LONDON (Reuters) – A wider area of east and southeast England will be placed under the most stringent restrictions to tackle the rising number of COVID-19 infections from this weekend, British health minister Matt Hancock said on Thursday.
Britain, like other countries, is struggling to tame a second wave of novel coronavirus cases and rising deaths, with the government under pressure for pressing ahead with its decision to relax measures for five days over Christmas.
The government has urged caution over Christmas, suggesting that people should limit their celebrations and keep them small and local, qualifying earlier advice which suggested travelling to see family members was allowed.
Hancock said the number of cases in the southeast of England were up by 46% in the last week, while hospital admissions were up by more than a third. In eastern England, cases were up by two-thirds, he said, and hospital admissions by nearly half.
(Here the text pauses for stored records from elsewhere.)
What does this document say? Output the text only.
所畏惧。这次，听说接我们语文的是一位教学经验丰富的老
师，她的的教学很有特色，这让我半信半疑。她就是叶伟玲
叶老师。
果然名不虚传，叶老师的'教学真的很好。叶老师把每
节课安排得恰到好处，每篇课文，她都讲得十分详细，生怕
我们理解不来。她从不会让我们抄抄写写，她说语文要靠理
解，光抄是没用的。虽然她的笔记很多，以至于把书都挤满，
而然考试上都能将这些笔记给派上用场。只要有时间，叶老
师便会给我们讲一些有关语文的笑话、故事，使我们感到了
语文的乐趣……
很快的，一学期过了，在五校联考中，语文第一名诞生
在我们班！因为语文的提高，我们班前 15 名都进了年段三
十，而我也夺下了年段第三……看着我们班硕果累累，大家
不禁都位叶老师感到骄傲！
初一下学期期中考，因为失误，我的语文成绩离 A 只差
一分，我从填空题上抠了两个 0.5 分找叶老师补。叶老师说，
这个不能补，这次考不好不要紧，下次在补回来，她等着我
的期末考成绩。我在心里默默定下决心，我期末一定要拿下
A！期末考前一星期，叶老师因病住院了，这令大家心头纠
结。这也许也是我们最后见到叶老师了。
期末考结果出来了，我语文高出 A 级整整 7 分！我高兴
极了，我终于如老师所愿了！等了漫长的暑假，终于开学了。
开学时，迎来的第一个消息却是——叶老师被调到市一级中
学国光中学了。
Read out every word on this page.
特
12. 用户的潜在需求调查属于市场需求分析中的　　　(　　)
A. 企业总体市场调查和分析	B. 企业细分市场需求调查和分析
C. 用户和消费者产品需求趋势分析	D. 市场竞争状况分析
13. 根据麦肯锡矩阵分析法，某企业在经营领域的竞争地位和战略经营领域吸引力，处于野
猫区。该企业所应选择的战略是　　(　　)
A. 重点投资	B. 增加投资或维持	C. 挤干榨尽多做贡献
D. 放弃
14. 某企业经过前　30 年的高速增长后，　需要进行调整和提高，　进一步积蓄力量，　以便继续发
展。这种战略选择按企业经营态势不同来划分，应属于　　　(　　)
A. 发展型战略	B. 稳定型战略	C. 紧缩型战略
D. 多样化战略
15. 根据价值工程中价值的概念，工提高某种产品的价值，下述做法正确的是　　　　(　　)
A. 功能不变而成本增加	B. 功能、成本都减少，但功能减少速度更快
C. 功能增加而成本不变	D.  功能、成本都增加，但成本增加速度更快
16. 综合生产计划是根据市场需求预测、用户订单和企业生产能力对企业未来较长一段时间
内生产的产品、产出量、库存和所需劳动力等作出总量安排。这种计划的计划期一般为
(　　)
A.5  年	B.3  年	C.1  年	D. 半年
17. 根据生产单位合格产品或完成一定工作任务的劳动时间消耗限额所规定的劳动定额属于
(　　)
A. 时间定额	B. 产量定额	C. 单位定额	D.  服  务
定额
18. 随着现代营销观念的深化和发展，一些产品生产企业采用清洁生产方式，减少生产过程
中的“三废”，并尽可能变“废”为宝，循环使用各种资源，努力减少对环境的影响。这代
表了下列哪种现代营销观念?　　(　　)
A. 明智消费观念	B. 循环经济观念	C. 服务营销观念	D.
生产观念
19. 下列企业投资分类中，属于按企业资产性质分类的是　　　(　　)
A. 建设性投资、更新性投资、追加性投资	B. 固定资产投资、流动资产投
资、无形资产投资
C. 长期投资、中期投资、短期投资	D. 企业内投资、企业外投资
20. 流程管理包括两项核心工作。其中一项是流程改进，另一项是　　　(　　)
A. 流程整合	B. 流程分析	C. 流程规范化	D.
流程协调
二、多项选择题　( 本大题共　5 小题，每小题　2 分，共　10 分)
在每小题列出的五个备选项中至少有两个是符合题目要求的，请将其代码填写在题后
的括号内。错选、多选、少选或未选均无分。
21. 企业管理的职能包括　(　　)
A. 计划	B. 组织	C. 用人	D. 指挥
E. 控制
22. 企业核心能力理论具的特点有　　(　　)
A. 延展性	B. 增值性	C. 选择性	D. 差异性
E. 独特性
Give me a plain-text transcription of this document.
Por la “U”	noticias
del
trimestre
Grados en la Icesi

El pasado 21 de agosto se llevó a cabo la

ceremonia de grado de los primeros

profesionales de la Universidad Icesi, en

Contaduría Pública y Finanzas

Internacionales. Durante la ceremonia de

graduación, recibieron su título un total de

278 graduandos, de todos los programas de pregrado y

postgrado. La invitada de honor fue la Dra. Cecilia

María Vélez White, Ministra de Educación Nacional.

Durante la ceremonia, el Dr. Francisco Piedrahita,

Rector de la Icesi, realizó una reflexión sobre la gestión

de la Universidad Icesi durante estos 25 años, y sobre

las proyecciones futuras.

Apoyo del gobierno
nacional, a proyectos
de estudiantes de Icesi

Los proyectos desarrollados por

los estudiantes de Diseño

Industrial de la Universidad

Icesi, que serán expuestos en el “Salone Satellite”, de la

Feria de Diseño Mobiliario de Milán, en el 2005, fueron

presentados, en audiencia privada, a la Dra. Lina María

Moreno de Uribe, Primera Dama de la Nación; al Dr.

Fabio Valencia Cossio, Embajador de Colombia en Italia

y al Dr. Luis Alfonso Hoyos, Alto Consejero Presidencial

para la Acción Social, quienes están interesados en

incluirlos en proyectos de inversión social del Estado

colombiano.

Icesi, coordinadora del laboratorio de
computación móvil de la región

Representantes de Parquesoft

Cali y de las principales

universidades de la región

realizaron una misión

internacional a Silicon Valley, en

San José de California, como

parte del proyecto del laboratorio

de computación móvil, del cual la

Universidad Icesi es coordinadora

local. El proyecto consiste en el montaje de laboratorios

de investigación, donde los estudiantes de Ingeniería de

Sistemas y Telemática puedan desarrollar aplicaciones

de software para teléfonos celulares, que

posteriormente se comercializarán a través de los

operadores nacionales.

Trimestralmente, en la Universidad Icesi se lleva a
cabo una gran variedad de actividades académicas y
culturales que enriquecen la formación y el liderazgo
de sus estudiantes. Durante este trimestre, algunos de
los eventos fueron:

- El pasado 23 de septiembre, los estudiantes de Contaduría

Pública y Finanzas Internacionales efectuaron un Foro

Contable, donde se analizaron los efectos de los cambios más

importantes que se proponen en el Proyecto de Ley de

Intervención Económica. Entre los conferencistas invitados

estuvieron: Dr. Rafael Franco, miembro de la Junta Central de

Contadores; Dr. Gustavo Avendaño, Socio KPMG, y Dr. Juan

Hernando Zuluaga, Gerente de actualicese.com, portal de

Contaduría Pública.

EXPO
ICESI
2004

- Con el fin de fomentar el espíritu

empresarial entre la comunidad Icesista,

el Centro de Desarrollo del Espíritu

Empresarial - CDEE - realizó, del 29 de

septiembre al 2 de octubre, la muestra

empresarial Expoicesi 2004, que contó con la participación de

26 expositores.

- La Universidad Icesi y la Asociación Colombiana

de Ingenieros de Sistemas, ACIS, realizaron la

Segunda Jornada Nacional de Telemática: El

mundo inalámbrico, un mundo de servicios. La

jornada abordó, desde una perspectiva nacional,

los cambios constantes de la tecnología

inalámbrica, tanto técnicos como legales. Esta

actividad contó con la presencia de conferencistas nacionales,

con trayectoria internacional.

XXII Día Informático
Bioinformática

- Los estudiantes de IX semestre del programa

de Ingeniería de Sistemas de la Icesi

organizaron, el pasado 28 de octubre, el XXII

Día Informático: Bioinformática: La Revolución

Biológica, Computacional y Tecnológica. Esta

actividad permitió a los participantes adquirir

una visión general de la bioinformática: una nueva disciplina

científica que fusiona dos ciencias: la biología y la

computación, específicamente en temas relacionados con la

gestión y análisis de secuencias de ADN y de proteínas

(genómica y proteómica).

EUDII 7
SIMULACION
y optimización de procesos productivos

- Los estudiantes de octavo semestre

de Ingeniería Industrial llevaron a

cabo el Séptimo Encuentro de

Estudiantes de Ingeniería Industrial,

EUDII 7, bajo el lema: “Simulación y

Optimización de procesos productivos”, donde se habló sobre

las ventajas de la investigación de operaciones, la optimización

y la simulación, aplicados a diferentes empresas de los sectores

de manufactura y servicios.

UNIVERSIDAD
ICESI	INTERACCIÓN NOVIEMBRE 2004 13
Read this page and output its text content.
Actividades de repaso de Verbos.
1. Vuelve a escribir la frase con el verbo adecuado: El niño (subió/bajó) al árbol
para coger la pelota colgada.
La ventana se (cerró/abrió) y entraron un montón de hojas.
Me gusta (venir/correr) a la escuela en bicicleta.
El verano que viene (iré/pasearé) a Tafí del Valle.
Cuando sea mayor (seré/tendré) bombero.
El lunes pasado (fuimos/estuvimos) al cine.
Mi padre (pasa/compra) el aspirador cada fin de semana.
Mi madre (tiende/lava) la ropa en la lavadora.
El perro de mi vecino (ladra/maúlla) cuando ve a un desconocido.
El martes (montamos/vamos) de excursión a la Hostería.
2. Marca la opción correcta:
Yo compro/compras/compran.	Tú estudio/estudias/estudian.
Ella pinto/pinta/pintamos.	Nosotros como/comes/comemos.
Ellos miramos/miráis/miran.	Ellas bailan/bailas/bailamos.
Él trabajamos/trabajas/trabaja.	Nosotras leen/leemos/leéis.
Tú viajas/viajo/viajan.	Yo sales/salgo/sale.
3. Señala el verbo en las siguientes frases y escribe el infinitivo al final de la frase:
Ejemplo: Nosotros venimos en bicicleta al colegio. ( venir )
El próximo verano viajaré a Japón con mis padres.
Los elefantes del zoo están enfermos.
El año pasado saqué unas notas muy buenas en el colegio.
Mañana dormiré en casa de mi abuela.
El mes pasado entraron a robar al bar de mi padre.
“It is therefore necessary to apply tier 3 measures across a much wider area of the east and southeast of England,” he told parliament, referring to the strictest level of a tiered COVID restrictions system.
He said the new measures would be in force from 0001 GMT on Saturday, urging people to work together to follow the rules to try to bring the case numbers down.
“For the vast majority currently in tier 3 we are not making a change today. However … I am pleased to say that some places can go down a tier … Bristol and north Somerset will come out of tier 3 into tier 2 on Saturday,” he said, adding that Herefordshire in central England would move to tier 1.